Tomb - effigial (present location), Townparks, Co. Offaly
Co. Offaly |
Tombs & Memorials
At the bottom of the River Nore, for perhaps four or five centuries, lay the broken remains of a medieval grave slab, face down in the silt near a bridge.
It was not lost by accident. This tapered effigial slab, a type of funerary monument carved to mark and sometimes depict the body of the deceased beneath, ended up in the river because someone, almost certainly in the 1540s, put it there deliberately.

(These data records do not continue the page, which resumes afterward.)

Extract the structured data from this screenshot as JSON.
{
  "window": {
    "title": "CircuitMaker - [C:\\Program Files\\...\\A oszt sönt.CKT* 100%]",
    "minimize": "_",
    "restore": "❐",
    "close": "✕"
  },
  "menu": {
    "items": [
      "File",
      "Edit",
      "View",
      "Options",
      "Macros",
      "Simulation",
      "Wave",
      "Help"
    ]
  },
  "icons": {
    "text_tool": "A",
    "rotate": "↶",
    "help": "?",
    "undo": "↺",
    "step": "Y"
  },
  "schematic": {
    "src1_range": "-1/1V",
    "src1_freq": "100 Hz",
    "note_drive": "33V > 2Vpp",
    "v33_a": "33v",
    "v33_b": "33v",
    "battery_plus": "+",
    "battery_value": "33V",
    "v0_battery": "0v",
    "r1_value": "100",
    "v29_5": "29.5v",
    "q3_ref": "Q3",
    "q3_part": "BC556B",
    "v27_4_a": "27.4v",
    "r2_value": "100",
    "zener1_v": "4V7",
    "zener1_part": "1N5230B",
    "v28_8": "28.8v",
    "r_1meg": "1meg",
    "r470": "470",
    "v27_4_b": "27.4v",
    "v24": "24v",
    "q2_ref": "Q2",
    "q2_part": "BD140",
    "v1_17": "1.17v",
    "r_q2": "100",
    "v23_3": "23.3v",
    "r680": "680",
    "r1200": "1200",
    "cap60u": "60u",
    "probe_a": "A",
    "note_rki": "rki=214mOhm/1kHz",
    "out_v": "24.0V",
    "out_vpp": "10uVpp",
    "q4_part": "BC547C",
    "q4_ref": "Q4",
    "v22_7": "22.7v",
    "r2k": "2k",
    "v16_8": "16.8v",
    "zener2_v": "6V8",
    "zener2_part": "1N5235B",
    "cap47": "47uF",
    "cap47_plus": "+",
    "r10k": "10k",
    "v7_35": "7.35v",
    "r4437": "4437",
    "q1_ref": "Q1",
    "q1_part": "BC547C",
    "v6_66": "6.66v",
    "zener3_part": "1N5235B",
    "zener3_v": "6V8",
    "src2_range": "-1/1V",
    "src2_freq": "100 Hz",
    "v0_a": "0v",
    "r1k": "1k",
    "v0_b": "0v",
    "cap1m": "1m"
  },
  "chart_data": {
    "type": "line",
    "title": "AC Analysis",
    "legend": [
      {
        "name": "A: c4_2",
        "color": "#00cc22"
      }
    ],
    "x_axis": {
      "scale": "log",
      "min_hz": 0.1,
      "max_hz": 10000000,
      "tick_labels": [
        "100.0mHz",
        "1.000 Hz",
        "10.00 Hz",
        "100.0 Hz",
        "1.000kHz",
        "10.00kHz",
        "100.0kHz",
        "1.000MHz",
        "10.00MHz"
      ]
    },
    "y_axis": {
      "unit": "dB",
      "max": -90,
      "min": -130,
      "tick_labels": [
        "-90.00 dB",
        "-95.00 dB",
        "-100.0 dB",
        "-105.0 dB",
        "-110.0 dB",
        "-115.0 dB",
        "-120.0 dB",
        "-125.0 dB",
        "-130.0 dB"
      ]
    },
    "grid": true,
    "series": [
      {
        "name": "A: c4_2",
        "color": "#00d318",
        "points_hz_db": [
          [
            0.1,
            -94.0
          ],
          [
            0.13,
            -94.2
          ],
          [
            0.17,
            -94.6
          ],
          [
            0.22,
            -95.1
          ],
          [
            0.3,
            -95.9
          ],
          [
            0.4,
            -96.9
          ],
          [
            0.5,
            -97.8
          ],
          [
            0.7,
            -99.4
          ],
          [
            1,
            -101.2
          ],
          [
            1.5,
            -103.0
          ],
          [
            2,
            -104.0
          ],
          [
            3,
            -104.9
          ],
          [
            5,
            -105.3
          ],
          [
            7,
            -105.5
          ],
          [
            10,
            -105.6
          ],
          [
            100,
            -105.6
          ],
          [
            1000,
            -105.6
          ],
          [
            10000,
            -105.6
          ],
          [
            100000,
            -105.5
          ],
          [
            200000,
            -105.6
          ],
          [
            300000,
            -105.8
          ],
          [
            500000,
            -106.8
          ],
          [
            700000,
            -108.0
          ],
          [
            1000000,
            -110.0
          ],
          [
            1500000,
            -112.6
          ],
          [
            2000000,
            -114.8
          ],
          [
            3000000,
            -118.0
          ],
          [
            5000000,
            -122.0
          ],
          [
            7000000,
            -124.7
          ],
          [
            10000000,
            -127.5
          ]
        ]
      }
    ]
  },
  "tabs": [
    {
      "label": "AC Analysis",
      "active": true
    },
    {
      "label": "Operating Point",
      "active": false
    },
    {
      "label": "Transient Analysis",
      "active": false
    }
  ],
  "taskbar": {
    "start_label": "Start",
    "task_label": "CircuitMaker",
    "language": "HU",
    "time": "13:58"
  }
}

The slab was one of five partial funerary monuments recovered during archaeological excavations carried out in 2001 as part of the River Nore Drainage Scheme, in the area immediately north of the current John's Bridge in Kilkenny City. The excavation, directed by N. Brady, found the fragments associated with a late medieval bridge on the same site. Brady proposed that the monuments had been deliberately defaced and thrown into the river by iconoclasts during the Reformation, when the destruction of devotional imagery and funerary ornament was carried out with considerable force across Ireland and Britain. A second interpretation, put forward by Doyle and O'Meara, is more pragmatic and perhaps more unsettling in its ordinariness: that the slabs were simply seen as a convenient source of rubble, broken up and reused as part of the protective stone apron laid around the bridge piers to guard against erosion. The two explanations are not mutually exclusive. The nearest ecclesiastical sites are St Mary's parish church, roughly 100 metres to the west, and St John's Priory, about 200 metres to the north-east, either of which could plausibly have been the original home of these monuments.
The slab itself measures 1.62 metres in length, 0.58 metres wide, and 0.15 metres thick. It survives in four large fragments, plus a fifth broken into six further pieces. The head and foot of the slab are gone entirely. A rounded edge and groove run along both long sides, and the stone tapers from head to foot in the manner typical of the form. Whether any carved effigy ever appeared on its surface cannot now be determined. Stylistically, it belongs to the 13th or 14th century. It is currently held in storage with the National Museum of Ireland, an object that outlasted the hands that tried to erase it, even if what those hands were trying to erase is no longer legible.